Imagine a case where you have deployed several applications in the same Kubernetes cluster. They are all completely independent workloads and have nothing to do with each other. But each of them will handle HTTP(S) requests coming from outside the cluster. What you want to do is configure a common entrypoint for them that will allow external users to use the same domain name followed by a path specific to a given application when they connect to those applications using web browsers.
This is an ideal use case for employing Kubernetes Ingress as it will allow you to handle the HTTP(S) traffic entering the cluster from outside and to route it to your applications appropriately. This is sometimes called north-south traffic (see Fig.1).
If you assume external users can reach your applications from the Internet, the full picture requires further actions to be carried out (e.g. putting a cloud load balancer or on-premise reverse proxy server in front of the cluster, depending on where it is deployed, obtaining a public IP address, public domain name and its registration, adding all the necessary configuration) but we won’t go into details here.
Fig. 1 Kubernetes Ingress - handling north-south traffic
On the other hand, there might be cases where you need more to control east-west traffic (see Fig.2), meaning the traffic between workloads running in a cluster. A good example of this would be a scenario where you deploy in Kubernetes an application based on a microservices architecture that contains many components (they are then called services).
If you want a deeper insight into the communication between services on the higher layers of the network stack and you need to control such traffic in a sophisticated way (e.g. using advanced load balancing and resilience mechanisms), then using a service mesh for this purpose will be a good idea.
Fig. 2 Service mesh in Kubernetes - handling east-west traffic
Of course, this is a very general distinction. There may also be use cases when you need to use Kubernetes Ingress and a service mesh at the same time. For example, if in the above mentioned scenario (the application based on a microservices architecture) we add the assumption that multiple applications’ components are supposed to serve HTTP(S) requests coming from outside the cluster, then such traffic must be properly handled.
Here, in addition to the service mesh, Ingress will also come in handy. By the way, it is worth knowing that some of the service mesh implementations offer such functionality out of the box, i.e. they allow you to control not only east-west but also north-south traffic. Then, you do not need to onboard any additional Ingress controller into your cluster.

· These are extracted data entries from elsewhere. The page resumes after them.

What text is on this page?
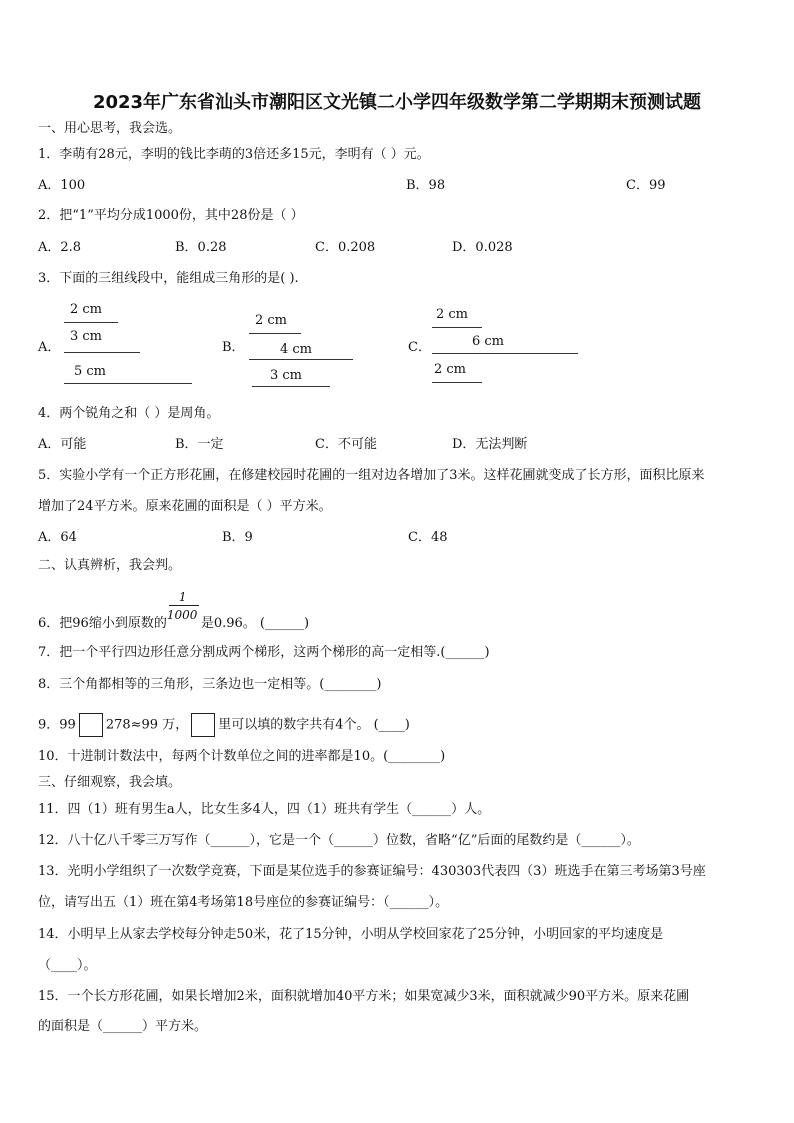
2023年广东省汕头市潮阳区文光镇二小学四年级数学第二学期期末预测试题
一、用心思考，我会选。
1．李萌有28元，李明的钱比李萌的3倍还多15元，李明有（ ）元。
A．100	B．98	C．99
2．把“1”平均分成1000份，其中28份是（ ）
A．2.8	B．0.28	C．0.208	D．0.028
3．下面的三组线段中，能组成三角形的是( ).
A．
2 cm
3 cm
5 cm
B．
2 cm
4 cm
3 cm
C．
2 cm
6 cm
2 cm
4．两个锐角之和（ ）是周角。
A．可能	B．一定	C．不可能	D．无法判断
5．实验小学有一个正方形花圃，在修建校园时花圃的一组对边各增加了3米。这样花圃就变成了长方形，面积比原来
增加了24平方米。原来花圃的面积是（ ）平方米。
A．64	B．9	C．48
二、认真辨析，我会判。
6．把96缩小到原数的 $\frac{1}{1000}$ 是0.96。 (______)
7．把一个平行四边形任意分割成两个梯形，这两个梯形的高一定相等.(______)
8．三个角都相等的三角形，三条边也一定相等。(________)
9．99 278≈99 万， 里可以填的数字共有4个。 (____)
10．十进制计数法中，每两个计数单位之间的进率都是10。(________)
三、仔细观察，我会填。
11．四（1）班有男生a人，比女生多4人，四（1）班共有学生（______）人。
12．八十亿八千零三万写作（______），它是一个（______）位数，省略“亿”后面的尾数约是（______）。
13．光明小学组织了一次数学竞赛，下面是某位选手的参赛证编号：430303代表四（3）班选手在第三考场第3号座
位，请写出五（1）班在第4考场第18号座位的参赛证编号：（______）。
14．小明早上从家去学校每分钟走50米，花了15分钟，小明从学校回家花了25分钟，小明回家的平均速度是
（____）。
15．一个长方形花圃，如果长增加2米，面积就增加40平方米；如果宽减少3米，面积就减少90平方米。原来花圃
的面积是（______）平方米。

The functionality offered by various implementations of service mesh and Ingress controllers may differ from each other to various degrees. But that's not where the real difference between the two concepts is. While Ingress is targeting north-south traffic, service mesh focuses on east-west traffic, that is, communication between workloads running in the cluster. It is worth understanding this in order to know which one should be used in specific use cases.